The resources of the future: new economic policies to govern development
Lithium, cobalt, nickel and rare earths are not mere commodities: they form the backbone of the green and digital transitions and decisively enable military power
Artificial intelligence and digital technologies are transforming economies faster than any previous wave of innovation. Climate change is no longer a distant risk, but a lived reality reshaping the way we build, move and consume. Meanwhile, the global order that once promised prosperity and even peace through free markets and long value chains is shattering. The wars in Ukraine and Gaza, the protectionist wave in the US and China's long-term assertive strategy point to a world in which interdependence no longer guarantees stability. Central to these upheavals is the often neglected issue of resources. Lithium, cobalt, nickel and rare earths are not mere commodities: they form the backbone of green and digital transitions and decisively enable military power. Their criticality stems less from geology than from geography: who mines, who works, who controls. Extraction is unevenly distributed globally, processing is concentrated in China, and demand is driven by large industrial economies. This asymmetry generates systemic vulnerabilities for both producers and consumers.
This lecture explores how the collapse of the 1990s globalisation paradigm, the divergence of US and EU strategies, and the actions of the global South are reshaping the politics of resources - and what implications this has for building more resilient and just futures... In global debates about climate, technology and security, resources often appear in the background - as if they were simply factors of production to be managed. Yet, at this time of crisis and transition, they assume a central role. Digital technologies and artificial intelligence are transforming economies faster than any previous innovation. Climate change is no longer an abstract risk, but a material reality that redefines the way we build, move and consume. Meanwhile, the global order that promised efficiency - and even peace - through free markets and long supply chains is deteriorating.

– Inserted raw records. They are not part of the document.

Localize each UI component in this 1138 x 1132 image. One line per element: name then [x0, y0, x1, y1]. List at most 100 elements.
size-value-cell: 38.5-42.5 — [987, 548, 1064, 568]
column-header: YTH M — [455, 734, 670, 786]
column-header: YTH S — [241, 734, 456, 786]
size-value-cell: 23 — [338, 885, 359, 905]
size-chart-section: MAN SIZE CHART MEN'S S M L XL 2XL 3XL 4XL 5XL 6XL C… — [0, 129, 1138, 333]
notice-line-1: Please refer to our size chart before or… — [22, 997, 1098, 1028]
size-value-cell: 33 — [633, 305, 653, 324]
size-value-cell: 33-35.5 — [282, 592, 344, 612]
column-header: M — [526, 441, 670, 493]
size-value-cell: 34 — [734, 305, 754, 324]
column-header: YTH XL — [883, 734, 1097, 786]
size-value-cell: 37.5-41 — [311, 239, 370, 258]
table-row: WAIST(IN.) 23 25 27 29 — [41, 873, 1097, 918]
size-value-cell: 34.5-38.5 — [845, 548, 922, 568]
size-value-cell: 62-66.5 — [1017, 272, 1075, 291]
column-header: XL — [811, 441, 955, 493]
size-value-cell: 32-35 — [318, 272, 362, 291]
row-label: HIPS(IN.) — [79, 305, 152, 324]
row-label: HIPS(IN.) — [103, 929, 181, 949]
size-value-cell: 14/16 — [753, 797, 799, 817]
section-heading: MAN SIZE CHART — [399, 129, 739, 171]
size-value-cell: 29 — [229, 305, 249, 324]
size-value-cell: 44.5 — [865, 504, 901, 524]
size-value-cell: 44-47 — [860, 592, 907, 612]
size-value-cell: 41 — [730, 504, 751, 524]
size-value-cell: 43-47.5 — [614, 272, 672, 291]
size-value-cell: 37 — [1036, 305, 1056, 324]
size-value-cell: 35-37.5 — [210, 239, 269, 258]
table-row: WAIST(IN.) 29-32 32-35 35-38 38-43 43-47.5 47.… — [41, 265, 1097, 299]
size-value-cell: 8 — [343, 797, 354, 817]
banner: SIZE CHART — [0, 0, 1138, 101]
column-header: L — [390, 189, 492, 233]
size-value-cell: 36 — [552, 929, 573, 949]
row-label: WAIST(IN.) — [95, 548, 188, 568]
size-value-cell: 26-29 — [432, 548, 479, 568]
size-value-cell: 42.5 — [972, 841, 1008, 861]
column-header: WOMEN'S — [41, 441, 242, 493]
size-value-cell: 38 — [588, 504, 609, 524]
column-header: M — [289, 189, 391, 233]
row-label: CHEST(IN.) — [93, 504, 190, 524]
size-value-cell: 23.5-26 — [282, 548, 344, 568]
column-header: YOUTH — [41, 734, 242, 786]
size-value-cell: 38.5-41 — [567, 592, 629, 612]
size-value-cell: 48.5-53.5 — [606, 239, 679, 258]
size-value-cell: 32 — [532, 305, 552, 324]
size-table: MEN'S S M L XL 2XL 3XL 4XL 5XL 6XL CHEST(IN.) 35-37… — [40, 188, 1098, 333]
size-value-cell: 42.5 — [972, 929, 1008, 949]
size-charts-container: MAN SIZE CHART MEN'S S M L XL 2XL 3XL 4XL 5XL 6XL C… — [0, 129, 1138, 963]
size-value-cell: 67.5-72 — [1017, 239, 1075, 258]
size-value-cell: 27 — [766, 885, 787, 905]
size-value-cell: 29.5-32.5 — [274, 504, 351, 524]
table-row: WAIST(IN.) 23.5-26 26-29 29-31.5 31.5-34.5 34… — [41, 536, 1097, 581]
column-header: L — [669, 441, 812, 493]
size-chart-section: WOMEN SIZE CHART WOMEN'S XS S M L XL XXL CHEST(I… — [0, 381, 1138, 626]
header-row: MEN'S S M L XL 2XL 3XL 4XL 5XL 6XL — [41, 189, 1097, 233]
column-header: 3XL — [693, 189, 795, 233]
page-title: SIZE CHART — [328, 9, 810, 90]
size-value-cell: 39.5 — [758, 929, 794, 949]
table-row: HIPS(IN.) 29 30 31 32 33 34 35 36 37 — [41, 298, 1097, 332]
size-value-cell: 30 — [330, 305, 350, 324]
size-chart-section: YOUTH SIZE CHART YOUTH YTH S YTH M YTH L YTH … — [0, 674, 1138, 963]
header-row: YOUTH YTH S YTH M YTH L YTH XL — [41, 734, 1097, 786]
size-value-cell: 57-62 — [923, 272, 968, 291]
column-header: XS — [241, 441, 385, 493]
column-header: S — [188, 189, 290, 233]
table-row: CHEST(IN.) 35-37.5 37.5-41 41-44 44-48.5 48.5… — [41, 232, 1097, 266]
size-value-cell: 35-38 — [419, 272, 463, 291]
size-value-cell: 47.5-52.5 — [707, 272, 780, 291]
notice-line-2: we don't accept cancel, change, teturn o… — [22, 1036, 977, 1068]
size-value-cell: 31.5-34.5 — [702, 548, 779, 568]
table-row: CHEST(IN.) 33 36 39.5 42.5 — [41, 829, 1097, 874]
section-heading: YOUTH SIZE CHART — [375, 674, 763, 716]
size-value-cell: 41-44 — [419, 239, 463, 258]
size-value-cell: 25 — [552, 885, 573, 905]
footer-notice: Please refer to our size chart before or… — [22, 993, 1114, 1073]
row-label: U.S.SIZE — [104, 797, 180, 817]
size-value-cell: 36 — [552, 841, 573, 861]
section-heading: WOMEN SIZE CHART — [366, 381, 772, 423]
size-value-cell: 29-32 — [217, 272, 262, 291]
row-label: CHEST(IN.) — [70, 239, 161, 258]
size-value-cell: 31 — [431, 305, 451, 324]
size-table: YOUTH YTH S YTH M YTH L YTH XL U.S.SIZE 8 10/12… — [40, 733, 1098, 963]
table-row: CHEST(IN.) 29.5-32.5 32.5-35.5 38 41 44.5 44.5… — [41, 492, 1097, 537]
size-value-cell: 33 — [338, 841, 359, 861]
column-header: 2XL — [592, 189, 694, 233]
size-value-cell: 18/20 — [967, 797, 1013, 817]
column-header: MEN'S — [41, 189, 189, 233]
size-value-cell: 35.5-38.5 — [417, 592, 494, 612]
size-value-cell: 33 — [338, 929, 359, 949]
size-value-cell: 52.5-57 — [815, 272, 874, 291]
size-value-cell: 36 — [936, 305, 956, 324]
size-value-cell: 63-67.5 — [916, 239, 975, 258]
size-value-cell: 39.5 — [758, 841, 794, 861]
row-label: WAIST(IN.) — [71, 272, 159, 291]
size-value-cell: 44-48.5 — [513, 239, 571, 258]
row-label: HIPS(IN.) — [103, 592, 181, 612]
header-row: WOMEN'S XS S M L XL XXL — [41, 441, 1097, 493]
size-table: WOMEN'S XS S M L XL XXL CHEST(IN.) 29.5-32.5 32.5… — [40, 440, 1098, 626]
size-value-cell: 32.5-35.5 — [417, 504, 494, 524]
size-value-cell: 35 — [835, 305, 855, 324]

The wars in Ukraine and Gaza, the rise of protectionism in the United States and the strategic assertiveness of China point in the direction of a world in which interdependence no longer guarantees stability. An aspect often overlooked in this discussion is that resources are never neutral. They are not inherently 'valuable' or 'scarce'. What we call a resource is a social and technological construct, shaped by trajectories of innovation, possibilities for economic development and geopolitical contention... The title of this series of Veca Lectures, From Crisis to Cure, reminds us that the task is not just to diagnose crises, but to develop responses. With PCMs, the stakes are clear. They are not just components of production, but foundational elements of the societies we are building. The question is: will we reproduce old patterns of extraction and dependence, or will we use this moment to build new alliances, new industrial strategies and new forms of cooperation? Europe cannot afford to treat resource-rich countries as mere suppliers to be managed. It must engage them as partners, recognising their agency and priorities. As the European council on foreign relations has warned, African governments are less interested in ESG checklists than in jobs, infrastructure and industrialisation - areas where China and the Gulf States already offer attractive packages.
If Europe does not align its proposal with these priorities, its offer will remain unconvincing. After all, resilience will not only come from more regulation. The EU needs concrete reforms to unlock investment and financing, strengthen extraction and internal processing, and build capacity along the entire value chain. It must exploit its comparative advantages - in engineering, environmental services and research and development - and integrate them into broader industrial renewal. Only by combining internal reforms with credible partnerships abroad can Europe reconcile the promise of green and digital transitions with reduced vulnerability. The future of resources is not technical. It is political. The societies we build will reflect the choices we make - about power, vulnerability and the futures we choose to care for.